Corona ‘ yı doğru tanımak ve onun mesajını okumak istersek , Yüce Yaratıcımızın varlığına dayanarak “ Rahmani “ perspektiften bakmamız gerekmektedir.
İnsanlık birkaç yüzyıldır büyük bir bunalım içinde. Girdiği açmazın içinde bocalayıp duruyor. İnsanları insanlığından utandıracak vahşetler , savaşlar , katliamlar , zulümler kesintisiz sürerken bir tarafta saltanat , sefahat , eğlence ve vurdum duymazlık almış başını gidiyor.

Dünya ve doğa insafsızca ve sorumsuzca tahrip edilirken , gelecek nesillerimizin hakkını hoyratça harcıyoruz. Acımasızca devam eden bencil yaşam asil vicdanları rahatsız etse de sessiz feryatlar gök kubbede çınlayarak yeni dünyanın habercisi oluyor.

Afrika'da daha fazla ürün getirmesi için zorlanan babaya ihtar için bebeğinin bir elini kesen  Belçikalı zalim sömürgecinin cezasız kalınacağı mı sanılıyor ?...

Karaya vuran Aylan Bebeğin  duymadığımız feryadını , gök kubbeden ilahi alemlere yükselmediği mi  zannediliyor ?...

Avrupa ‘nın  göbeğinde Bosna Hersek'te Srebrenitsa Katliamının acı izlerinin unutulduğumu sanılıyor ?...

Myanmar Müslümanlarının çektiği işkencelerin orada mı kaldığı mı düşünülüyor?

Uygur Türklerinin  Çin zalimleri tarafından mallarına , ırzlarına ve dinlerine yapılan tecavüzlerin sessiz kalacağı mı umuluyor ? ......

Sayfaların yazmakla yetmeyeceği zulümlerin sona ermeyeceği , zalimlerin dünyadaki saltanatlarının devamlı olacağı mı düşünülüyor ? ....

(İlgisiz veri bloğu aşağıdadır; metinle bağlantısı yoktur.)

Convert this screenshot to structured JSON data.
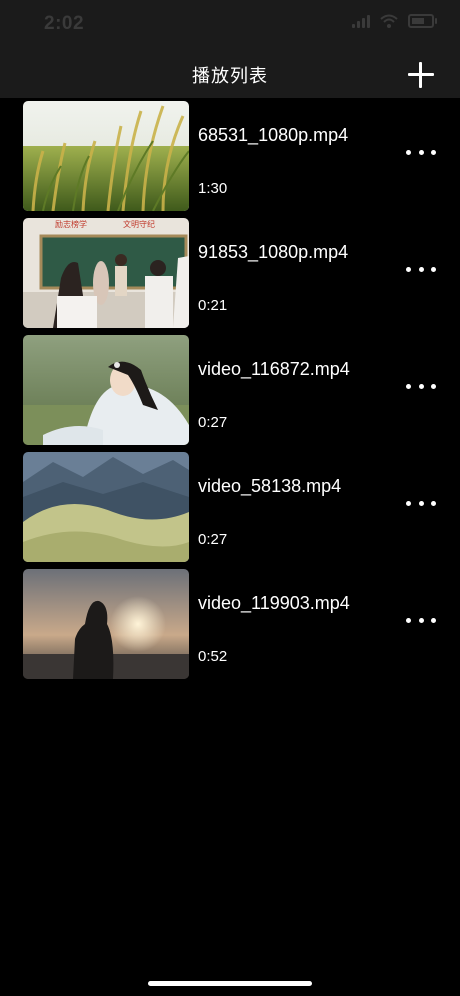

Nasıl ki çocuk terbiyesi ve eğitimi vardır. İnsanlığın da , toplumsal eğitimi ve terbiye edilişi vardır. Asırlar boyunca İnsanlık , İlahi nizam ve Kader’in  programı içinde terbiye edilmektedir. Hiç bir şey tesadüf olmadığı gibi , hiç bir hadise de başı boş değildir.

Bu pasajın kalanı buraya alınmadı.